In der kontroverstheologischen Auseinandersetzung um den Umfang der HS erörtert Gerhard in den folgenden Kapiteln Einleitungsfragen. Hier finden sich Argumente, die auch heute noch verwendet werde, zum Beispiel bei der Frage der Historizität des Hiobbuches (139–147). Umfangreich wird die Frage nach Alter und Autorschaft der Apokryphen des Alten Testaments behandelt (8. Kap., 168–239). Zum Problem des neutestamentlichen Kanons zitiert Gerhard zahlreiche altkirchliche Schriftsteller zu Fragen von Echtheit und Herkunft (Kap. 9). Ausführlich werden die neutestamentlichen Bücher „zweiter Ordnung“ besprochen: Hebräer (10. Kap., 271–281), Jakobus (281–286), 2. Petrus (286–288), 2. u. 3. Johannesbriefe (289–290); Judas (290–295) und die Apokalypse (295–308).

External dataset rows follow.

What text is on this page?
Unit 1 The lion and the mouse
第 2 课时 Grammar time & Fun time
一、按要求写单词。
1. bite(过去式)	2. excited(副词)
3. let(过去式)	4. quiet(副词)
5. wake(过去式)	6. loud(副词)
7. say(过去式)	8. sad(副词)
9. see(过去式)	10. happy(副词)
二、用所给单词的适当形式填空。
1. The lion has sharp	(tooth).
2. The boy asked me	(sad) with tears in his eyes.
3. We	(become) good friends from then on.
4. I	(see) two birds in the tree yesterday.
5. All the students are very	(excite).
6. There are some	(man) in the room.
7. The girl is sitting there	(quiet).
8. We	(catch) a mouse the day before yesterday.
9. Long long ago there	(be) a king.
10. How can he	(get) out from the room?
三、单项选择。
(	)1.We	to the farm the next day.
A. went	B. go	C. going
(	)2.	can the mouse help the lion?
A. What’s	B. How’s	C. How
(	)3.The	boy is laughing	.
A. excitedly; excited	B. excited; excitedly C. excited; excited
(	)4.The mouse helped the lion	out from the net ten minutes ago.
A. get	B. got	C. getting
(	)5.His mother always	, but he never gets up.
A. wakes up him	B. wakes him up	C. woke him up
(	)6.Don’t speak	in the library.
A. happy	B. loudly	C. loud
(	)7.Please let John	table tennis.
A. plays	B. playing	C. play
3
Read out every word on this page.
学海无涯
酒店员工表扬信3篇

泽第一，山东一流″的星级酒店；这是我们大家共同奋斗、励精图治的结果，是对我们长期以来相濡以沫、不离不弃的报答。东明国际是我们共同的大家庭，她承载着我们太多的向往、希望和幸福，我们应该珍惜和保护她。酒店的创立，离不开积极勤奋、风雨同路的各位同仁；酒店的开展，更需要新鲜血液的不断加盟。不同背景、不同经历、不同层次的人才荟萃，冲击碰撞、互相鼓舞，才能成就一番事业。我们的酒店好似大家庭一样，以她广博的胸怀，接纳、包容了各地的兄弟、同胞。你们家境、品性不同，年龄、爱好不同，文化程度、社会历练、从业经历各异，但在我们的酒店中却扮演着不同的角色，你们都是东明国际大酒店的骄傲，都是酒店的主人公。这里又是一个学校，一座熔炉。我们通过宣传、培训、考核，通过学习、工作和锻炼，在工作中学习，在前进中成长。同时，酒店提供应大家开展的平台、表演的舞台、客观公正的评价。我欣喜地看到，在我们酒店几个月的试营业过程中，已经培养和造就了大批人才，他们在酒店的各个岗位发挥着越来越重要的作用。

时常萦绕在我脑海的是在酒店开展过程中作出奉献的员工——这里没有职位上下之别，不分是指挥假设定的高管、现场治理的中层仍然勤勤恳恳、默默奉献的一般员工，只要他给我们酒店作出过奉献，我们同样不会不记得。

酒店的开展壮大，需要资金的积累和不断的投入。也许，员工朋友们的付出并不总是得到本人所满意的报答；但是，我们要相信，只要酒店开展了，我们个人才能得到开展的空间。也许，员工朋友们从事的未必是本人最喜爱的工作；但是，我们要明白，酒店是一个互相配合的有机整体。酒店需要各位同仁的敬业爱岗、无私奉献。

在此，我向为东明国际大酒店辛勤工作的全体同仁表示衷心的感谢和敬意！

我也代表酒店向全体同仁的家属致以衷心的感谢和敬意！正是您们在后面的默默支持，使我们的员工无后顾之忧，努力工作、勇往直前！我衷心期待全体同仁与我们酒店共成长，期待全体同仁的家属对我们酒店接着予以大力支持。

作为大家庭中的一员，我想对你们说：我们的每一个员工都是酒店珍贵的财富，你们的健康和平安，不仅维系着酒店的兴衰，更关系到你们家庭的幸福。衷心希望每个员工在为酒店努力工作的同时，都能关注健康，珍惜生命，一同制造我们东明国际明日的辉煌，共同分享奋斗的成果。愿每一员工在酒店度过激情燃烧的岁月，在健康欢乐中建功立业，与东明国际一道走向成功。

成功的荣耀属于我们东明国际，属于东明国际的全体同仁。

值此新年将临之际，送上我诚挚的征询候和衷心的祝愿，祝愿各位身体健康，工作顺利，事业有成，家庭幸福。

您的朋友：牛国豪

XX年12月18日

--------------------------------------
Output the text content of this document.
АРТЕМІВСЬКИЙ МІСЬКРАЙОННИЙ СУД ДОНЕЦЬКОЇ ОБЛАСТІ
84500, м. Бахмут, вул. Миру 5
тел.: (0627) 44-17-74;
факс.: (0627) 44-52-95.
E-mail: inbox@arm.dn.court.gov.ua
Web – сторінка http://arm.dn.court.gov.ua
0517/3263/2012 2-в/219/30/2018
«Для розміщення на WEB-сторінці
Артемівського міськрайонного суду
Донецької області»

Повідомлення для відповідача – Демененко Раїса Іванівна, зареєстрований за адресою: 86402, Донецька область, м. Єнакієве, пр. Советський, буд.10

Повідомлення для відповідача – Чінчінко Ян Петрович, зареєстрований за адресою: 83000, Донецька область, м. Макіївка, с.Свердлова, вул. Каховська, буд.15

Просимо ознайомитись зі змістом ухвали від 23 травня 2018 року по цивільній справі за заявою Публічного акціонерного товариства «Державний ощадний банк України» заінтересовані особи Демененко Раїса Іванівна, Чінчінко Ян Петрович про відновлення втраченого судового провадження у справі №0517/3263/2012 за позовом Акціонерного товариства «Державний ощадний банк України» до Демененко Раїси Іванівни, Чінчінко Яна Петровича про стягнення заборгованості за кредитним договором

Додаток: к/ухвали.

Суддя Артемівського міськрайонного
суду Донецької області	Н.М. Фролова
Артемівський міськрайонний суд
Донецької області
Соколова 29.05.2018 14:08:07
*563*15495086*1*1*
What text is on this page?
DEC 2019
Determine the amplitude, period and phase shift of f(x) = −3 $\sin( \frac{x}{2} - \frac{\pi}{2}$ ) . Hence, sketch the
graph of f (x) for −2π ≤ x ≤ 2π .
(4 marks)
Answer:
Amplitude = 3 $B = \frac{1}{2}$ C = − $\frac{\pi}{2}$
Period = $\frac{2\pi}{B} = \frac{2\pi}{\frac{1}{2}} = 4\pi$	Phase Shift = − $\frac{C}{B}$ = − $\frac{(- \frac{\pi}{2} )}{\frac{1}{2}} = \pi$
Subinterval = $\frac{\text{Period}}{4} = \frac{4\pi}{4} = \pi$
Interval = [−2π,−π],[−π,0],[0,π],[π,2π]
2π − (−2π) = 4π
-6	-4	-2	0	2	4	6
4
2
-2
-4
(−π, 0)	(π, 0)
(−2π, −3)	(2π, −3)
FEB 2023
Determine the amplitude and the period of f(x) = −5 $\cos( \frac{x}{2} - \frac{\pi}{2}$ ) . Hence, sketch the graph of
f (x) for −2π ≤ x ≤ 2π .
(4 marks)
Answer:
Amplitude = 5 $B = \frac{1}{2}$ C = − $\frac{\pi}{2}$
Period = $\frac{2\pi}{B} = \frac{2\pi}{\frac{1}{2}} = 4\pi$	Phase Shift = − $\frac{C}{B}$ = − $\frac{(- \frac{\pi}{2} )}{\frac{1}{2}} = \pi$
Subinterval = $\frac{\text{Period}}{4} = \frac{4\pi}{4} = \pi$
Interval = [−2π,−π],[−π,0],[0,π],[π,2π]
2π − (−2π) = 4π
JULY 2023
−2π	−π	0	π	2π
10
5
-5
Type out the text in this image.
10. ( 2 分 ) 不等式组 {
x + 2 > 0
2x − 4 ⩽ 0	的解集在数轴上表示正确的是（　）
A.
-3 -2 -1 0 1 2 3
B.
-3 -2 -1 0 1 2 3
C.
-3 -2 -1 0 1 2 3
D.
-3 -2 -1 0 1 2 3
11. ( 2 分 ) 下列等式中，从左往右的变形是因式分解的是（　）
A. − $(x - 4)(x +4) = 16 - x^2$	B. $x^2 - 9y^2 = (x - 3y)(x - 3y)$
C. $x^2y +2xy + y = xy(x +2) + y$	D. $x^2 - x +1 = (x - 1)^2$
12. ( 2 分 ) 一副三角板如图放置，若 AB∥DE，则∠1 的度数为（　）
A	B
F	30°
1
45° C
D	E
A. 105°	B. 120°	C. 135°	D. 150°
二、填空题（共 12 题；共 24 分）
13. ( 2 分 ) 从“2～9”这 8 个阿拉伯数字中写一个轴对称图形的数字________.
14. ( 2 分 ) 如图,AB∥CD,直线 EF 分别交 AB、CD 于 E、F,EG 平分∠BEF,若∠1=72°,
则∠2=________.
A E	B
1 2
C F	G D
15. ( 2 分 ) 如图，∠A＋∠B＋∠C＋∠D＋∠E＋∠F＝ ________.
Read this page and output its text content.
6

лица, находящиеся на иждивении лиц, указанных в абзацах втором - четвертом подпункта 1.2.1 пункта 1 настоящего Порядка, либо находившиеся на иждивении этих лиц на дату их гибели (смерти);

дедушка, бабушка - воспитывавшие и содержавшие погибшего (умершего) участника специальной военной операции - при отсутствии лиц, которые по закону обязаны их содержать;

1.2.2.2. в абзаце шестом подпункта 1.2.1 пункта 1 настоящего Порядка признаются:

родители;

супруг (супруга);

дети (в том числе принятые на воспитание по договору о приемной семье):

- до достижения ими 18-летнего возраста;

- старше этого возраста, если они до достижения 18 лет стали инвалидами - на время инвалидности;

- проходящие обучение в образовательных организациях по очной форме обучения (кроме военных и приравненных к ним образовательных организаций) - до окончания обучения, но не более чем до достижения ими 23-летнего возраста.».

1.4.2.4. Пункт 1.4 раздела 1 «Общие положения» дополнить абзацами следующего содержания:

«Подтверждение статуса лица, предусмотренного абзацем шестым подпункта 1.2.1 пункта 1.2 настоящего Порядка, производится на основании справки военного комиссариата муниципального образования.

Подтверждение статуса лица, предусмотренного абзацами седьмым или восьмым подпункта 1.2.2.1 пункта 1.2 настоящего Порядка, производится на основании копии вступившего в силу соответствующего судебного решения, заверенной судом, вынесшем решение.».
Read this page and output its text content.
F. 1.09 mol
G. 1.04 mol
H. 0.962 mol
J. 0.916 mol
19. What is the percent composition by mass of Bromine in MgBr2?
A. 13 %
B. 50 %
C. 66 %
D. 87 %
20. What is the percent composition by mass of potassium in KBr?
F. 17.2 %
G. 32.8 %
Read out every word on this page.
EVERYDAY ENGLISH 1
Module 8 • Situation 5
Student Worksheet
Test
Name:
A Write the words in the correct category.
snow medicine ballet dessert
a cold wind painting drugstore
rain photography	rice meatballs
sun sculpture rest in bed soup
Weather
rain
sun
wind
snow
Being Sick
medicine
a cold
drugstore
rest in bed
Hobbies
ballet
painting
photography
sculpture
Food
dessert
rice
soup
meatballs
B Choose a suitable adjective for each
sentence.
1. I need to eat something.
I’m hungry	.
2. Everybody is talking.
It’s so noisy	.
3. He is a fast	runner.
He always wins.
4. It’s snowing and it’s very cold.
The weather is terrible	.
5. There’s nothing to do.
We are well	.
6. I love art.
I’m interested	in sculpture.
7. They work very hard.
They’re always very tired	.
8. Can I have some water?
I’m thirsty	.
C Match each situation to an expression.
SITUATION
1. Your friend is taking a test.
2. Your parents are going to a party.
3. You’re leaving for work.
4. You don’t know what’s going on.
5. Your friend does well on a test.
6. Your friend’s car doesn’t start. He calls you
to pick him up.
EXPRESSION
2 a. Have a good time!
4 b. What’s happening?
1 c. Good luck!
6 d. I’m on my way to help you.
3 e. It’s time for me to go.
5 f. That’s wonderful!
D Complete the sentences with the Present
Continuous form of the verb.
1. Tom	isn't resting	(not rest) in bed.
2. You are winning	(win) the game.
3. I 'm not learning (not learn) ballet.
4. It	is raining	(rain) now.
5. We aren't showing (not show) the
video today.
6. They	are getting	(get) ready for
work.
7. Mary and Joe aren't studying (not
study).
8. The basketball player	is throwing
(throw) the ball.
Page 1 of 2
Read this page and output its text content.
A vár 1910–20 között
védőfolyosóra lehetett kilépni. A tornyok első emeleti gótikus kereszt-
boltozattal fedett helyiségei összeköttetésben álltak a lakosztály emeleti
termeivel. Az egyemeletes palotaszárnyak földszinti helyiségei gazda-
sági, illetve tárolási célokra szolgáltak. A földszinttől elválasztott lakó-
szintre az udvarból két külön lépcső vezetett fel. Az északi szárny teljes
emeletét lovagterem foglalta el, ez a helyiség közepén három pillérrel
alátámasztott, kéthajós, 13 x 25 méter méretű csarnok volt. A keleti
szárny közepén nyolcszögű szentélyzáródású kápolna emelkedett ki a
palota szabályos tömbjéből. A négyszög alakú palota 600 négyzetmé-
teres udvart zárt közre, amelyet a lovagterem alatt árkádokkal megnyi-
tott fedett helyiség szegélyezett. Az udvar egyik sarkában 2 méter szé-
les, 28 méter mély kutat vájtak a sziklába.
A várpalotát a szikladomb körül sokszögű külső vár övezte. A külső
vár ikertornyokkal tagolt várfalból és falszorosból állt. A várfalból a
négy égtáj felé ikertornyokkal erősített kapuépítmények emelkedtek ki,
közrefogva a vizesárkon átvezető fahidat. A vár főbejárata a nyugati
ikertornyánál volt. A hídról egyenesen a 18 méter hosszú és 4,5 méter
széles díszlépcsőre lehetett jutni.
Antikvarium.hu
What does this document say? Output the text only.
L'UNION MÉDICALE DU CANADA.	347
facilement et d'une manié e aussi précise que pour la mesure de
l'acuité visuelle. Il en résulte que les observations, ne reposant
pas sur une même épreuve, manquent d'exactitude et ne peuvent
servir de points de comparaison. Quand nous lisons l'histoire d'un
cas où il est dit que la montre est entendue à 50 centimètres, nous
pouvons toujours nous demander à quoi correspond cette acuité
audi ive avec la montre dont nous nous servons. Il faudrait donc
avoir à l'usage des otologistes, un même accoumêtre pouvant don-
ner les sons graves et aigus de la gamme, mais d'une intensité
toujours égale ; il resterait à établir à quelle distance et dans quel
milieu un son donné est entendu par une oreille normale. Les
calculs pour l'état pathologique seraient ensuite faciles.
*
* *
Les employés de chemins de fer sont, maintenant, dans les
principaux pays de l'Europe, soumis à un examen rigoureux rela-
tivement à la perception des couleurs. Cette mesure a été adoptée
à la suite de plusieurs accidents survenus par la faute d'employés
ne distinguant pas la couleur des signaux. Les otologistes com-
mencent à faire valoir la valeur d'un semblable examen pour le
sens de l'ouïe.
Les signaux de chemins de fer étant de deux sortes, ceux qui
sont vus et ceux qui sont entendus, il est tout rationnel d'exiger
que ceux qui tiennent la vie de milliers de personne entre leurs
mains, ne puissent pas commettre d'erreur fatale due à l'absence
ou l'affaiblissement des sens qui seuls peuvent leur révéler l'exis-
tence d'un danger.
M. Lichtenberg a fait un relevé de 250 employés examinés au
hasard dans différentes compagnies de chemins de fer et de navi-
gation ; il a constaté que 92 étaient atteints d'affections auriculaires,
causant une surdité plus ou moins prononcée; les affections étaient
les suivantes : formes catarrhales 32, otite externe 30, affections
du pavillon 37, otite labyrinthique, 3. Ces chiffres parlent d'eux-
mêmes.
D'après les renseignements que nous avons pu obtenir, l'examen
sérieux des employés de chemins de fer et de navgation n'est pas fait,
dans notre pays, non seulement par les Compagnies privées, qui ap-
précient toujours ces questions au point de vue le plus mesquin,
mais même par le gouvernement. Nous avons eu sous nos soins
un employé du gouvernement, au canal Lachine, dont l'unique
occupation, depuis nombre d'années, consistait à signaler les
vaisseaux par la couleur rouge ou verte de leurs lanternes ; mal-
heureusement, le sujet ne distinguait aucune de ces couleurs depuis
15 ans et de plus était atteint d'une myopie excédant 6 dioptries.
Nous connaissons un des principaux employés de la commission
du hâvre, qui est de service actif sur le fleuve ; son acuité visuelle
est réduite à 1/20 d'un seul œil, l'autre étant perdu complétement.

Die Inspiration ist für Gerhard „innere Form“ der HS (12. Kap., 314), ihre „äußere Form“ sind die Ursprachen Hebräisch und Griechisch. Überzeugend belegt er, dass der lateinische Text nicht zu bevorzugen ist (13. Kap., 320ff). Beim hebräischen Text ist ihm wichtig, dessen Integrität nachzuweisen (14. Kap.). Das Alter der Vokalisierung des hebräischen Textes sieht die alttestamentliche Wissenschaft heute sicher anders als Gerhard, der bei diesem Thema – wie auch bei anderen – Argumente gegen eine von katholischer Seite behauptete Unsicherheit des Textes sucht (15. Kap., 348ff).

Katholische und weigelianische Positionen seiner Zeit, die wie moderne Ansichten historisch-kritischer Exegese klingen, bekämpft Gerhard: Die HS ist kein toter Buchstabe, dem die Kirche erst Bewegung und Sinn einhaucht (356). Sie sei nicht mehrdeutig und dunkel, so dass sie jeder in seinem Sinne auslegen könne (476).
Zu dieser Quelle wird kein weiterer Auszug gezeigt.